1. What’s your story? Where are you from?
I’m Max, a freelance illustrator and graphic designer from a small sleepy town called Aschaffenburg, located in the middle of Germany. I graduated from design school in July 2017 and since then I’m working primarily for magazines and bands, but basically I’m curious about everything that needs some smart and concept-driven or atmospheric imagery.
2. Tell us about your aesthetic.
It’s surrealistic for sure, but regarding it’s mood I’d say it’s pretty mutable: it can switch from detailed, raw and melancholic close-up scenarios in black and white to colourful, retro-futuristic stuff.
3. What is your favourite medium and why?

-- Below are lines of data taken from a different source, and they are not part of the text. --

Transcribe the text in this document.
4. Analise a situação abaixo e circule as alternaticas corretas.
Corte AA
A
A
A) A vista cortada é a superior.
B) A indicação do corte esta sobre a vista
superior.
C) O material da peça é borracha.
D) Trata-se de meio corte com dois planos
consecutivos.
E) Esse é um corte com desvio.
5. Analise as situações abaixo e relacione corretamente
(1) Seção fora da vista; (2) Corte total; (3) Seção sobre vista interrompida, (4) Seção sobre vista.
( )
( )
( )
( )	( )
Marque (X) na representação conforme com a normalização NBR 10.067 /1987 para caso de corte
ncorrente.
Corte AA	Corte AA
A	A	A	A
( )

My artistic education was a rather naturalistic one, so for a long time my favorite medium was a pencil or crayons, and I loved trying to get as photorealistic as I could. Eventually I came to a point where I wanted to loosen up, and somehow the computer mouse seemed a perfect fit. You simply have to let control slip away, as you can’t draw as accurately as with a pencil. Nowadays most of my work is digital, as it allows a more open-minded and relaxed approach to starting a new illustration from scratch.
4. What is your artistic process like?
If it’s personal work I just like to let the creative juices flow and see where it leads me. If it’s commissioned, I try to give the first ideas and inspirations I have while reading the brief/lyrics/article a chance…As I sketch down the ideas, I try to think of a visual puzzle that could add meaning to the illustration. When I’m happy, I lay them out with basic shapes in Photoshop and work them out finally.
5. Who and/or what inspires your work?
Sci-fi culture, ancient architecture and the aesthetics of alchemy & mysticism in general. I also admire the metamorphoses of Magritte, as I try to include visual puzzles in my work as well. As I love mystic or romantic scenarios, I like to look at works by C.D. Friedrich, Arnold Böcklin or Eyvind Earle, and for light-hearted sci-fi imagery there are some works by Moebius and Roger Dean in my bookshelf. I also enjoy a lot of contemporary artists and illustrators, like Will Sweeney, Robert Beatty, Kilian Eng, Dan McPharlin or Lee Kyutae.
6. What role does art play in your life? How does it change the way you view the world?
Well, it’s the thing I’ve always done, and hopefully will always do. Through my art I can throw a nasty grin towards the obscurity, monotony and ferocity of everyday life. Creating or looking at art is uplifting, it’s a constant reminder that there’s something bigger than yourself.
7. Where did you study?
I studied graphic design at Hochschule Darmstadt, Germany. Illustration wasn’t much of a thing there, so I had to really push myself into illustration projects even if they weren’t scheduled.
8. Where do you see yourself in five years?
Trying to not worry about what could go wrong in another five years’ time.
9. What about in ten?
Hopefully not regretting having not worried about the future five years ago.
10. What do you hope to achieve with your art?
First, I’d like to get people to question the status quo. For me, it’s like a sandbox where I can dissociate myself from the mad stuff in order to avoid getting lost in it, as well as learn what the good stuff really is about.
11. Now, tell us a little more about you as a person: what is your favourite food?
It would have to be Kochkäse, hands-down. It’s a local German, traditional cheese-spread, mixed with caraway seeds. Everything tastes better when topped with Kochkäse.
12. Favourite book?
Right now, it’s “Narziß und Goldmund“ by Hermann Hesse. Explicit recommendation for everybody interested or involved in art.
13. Favourite genre of music?
I’m loving all things post, punk and grungy stuff. On heavy rotation right now: Parquet Cours, Hum, Wolf Alice, Heads., Sannhet and Radiohead.
14. What are your hobbies?
I don’t know if you can call something that you only do once or twice a year a hobby,
but I love going on surf trips. Other hobbies would be always buying more books than I can read and constantly trying to cook a better Pasta Bolognese than the last time.
15. If you weren’t an artist, what would you be?
From time to time I thought about studying archaeology or anthropology, but what would be more likely is that in the end I’d run a pretty genuine pub in my hometown.